His face was near the window, and the glass was unobstructed. He was able, when he was awake, to see the endless black countryside and the dreary, darkened villages. He was also able to read the road signs. He did not need the signs to know where he was. Once, in another lifetime, he had ruled the night in this land. He remembered this road: Dachnow, Zukow, Narol… He knew the name of the next village, even before it slid past his window:Belzec…

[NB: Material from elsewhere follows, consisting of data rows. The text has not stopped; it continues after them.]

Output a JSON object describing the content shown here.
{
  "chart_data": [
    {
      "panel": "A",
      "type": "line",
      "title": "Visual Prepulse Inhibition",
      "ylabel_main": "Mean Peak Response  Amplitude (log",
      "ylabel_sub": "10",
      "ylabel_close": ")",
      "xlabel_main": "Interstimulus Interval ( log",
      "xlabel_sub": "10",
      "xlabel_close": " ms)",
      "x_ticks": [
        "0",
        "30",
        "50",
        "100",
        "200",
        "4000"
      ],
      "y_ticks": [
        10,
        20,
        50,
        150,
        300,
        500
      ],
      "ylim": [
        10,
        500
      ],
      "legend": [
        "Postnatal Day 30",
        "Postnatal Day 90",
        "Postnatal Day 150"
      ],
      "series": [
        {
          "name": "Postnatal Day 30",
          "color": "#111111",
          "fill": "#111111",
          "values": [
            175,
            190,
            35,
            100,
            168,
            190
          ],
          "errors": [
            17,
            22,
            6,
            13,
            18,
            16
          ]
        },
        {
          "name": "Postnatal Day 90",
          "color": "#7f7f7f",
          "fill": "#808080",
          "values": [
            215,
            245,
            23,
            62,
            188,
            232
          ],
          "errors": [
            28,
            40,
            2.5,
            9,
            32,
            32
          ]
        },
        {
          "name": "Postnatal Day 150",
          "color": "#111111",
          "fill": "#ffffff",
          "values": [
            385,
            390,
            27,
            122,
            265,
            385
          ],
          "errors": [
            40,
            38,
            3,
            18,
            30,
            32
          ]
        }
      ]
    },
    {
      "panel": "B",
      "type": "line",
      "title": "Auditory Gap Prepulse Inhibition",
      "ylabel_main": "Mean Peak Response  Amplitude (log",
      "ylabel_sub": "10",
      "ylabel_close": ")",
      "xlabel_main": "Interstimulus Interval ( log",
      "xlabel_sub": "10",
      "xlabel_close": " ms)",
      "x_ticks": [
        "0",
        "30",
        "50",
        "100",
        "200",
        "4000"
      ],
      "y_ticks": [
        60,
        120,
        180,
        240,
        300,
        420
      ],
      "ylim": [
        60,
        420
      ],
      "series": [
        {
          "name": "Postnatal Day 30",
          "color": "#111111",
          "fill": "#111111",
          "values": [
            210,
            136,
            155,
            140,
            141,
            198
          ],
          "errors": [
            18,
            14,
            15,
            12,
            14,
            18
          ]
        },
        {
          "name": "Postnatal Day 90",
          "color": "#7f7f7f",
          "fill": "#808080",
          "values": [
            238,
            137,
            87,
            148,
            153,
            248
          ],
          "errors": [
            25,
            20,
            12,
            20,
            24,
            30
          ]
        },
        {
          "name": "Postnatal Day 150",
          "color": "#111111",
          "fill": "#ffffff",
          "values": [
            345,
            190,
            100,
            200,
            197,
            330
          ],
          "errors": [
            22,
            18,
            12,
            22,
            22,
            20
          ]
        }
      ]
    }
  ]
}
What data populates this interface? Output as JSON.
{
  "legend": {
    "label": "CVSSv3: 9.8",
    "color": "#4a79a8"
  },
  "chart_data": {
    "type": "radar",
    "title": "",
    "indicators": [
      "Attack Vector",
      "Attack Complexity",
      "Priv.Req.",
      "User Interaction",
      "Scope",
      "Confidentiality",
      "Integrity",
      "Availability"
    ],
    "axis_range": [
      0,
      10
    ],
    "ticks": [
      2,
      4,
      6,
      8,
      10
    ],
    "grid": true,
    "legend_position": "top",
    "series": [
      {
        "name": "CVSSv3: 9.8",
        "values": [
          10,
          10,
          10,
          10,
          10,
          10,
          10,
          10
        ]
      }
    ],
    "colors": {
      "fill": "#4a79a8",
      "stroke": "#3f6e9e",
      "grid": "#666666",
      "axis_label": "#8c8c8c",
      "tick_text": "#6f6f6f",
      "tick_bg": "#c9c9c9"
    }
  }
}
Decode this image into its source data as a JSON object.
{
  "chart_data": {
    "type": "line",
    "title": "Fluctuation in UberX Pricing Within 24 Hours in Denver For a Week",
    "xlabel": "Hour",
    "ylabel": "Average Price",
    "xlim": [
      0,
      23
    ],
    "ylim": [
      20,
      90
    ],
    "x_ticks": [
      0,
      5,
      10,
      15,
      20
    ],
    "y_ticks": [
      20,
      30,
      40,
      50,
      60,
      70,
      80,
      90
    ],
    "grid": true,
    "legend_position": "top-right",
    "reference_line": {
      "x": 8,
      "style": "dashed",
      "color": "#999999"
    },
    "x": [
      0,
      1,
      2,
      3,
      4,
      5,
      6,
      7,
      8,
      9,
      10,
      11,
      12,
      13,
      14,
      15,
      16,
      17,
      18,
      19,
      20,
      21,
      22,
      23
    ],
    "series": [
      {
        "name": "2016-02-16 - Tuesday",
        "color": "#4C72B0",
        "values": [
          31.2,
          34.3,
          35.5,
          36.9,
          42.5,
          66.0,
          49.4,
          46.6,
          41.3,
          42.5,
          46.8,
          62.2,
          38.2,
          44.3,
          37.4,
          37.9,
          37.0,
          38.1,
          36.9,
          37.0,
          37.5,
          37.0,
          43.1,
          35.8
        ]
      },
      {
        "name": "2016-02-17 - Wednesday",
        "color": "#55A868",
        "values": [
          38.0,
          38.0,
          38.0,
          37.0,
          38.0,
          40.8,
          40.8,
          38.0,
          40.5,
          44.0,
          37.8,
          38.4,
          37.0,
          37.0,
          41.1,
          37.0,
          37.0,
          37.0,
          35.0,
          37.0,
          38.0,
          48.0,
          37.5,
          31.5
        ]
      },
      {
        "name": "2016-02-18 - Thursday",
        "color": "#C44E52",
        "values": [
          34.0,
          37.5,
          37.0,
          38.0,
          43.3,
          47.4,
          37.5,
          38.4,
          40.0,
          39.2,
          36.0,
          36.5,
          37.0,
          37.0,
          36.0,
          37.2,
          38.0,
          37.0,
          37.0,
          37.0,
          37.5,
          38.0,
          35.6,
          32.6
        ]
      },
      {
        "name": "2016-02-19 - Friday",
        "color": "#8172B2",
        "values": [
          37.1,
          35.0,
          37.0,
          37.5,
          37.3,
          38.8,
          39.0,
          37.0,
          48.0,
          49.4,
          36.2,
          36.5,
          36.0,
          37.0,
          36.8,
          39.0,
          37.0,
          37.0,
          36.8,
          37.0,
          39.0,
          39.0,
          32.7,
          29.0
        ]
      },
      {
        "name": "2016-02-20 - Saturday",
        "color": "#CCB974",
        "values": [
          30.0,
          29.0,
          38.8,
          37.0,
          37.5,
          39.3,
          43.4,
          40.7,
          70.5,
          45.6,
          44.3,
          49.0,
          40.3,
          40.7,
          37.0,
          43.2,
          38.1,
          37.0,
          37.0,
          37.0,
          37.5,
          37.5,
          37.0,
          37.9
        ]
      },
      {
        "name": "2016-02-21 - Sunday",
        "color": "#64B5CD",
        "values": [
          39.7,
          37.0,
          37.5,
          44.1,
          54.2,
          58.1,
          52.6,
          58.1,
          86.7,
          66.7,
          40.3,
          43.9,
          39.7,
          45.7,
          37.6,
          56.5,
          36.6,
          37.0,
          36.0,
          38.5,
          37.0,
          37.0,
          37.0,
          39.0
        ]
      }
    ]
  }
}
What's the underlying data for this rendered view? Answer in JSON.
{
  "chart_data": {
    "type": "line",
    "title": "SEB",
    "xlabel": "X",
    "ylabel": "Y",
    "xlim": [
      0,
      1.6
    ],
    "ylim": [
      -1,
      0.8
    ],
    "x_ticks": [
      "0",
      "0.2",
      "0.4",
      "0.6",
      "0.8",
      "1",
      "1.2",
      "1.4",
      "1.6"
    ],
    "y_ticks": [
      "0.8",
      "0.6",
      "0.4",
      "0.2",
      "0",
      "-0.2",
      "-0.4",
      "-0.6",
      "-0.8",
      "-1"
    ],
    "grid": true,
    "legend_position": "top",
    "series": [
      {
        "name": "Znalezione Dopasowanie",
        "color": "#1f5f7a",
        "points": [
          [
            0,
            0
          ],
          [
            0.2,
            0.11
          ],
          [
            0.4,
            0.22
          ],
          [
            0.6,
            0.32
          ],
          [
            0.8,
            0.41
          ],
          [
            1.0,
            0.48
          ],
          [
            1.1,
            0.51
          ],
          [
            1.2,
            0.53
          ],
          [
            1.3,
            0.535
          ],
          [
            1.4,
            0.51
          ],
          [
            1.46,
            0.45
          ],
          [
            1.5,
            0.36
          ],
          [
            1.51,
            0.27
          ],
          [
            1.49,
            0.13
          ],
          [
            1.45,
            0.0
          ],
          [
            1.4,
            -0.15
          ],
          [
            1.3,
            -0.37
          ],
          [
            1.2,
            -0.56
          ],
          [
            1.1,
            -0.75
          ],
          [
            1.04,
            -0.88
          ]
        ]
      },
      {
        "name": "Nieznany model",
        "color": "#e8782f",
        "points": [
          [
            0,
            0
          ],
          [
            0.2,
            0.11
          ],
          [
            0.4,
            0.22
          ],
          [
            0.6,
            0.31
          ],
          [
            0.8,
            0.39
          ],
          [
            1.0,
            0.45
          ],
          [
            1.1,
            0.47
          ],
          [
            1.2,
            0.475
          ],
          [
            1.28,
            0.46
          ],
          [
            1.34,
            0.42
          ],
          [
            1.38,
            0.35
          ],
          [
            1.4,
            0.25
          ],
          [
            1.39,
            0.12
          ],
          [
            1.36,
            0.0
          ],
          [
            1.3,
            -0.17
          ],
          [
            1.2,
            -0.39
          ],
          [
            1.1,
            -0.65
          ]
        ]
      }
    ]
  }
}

He closed his eyes. Why now, after so many years? After the war, no one had been terribly interested in a mere SD officer who had served in the Ukraine -no one but the Russians, of course-and by the time his name surfaced in connection with the Final Solution, General Gehlen had arranged for his escape and disappearance. His old life was safely behind him. He had been forgiven by God and his Church and even by his enemies, who had greedily availed themselves of his services when they too felt threatened by Jewish-Bolshevism. The governments soon lost interest in prosecuting the so-called war criminals, and the amateurs like Wiesenthal focused on the big fish like Eichmann and Mengele, unwittingly helping smaller fish like himself find sanctuary in sheltered waters. There had been one serious scare. In the mid-seventies, an American journalist, a Jew, of course, had come to Vienna and asked too many questions. On the road leading south from Salzburg he had plunged into a ravine, and the threat was eliminated. He had acted without hesitation then. Perhaps he should have hurled Max Klein into a ravine at the first sign of trouble. He’d noticed him that day at the Café Central, as well as the days that followed. His instincts had told him Klein was trouble. He’d hesitated. Then Klein had taken his story to the Jew Lavon, and it was too late.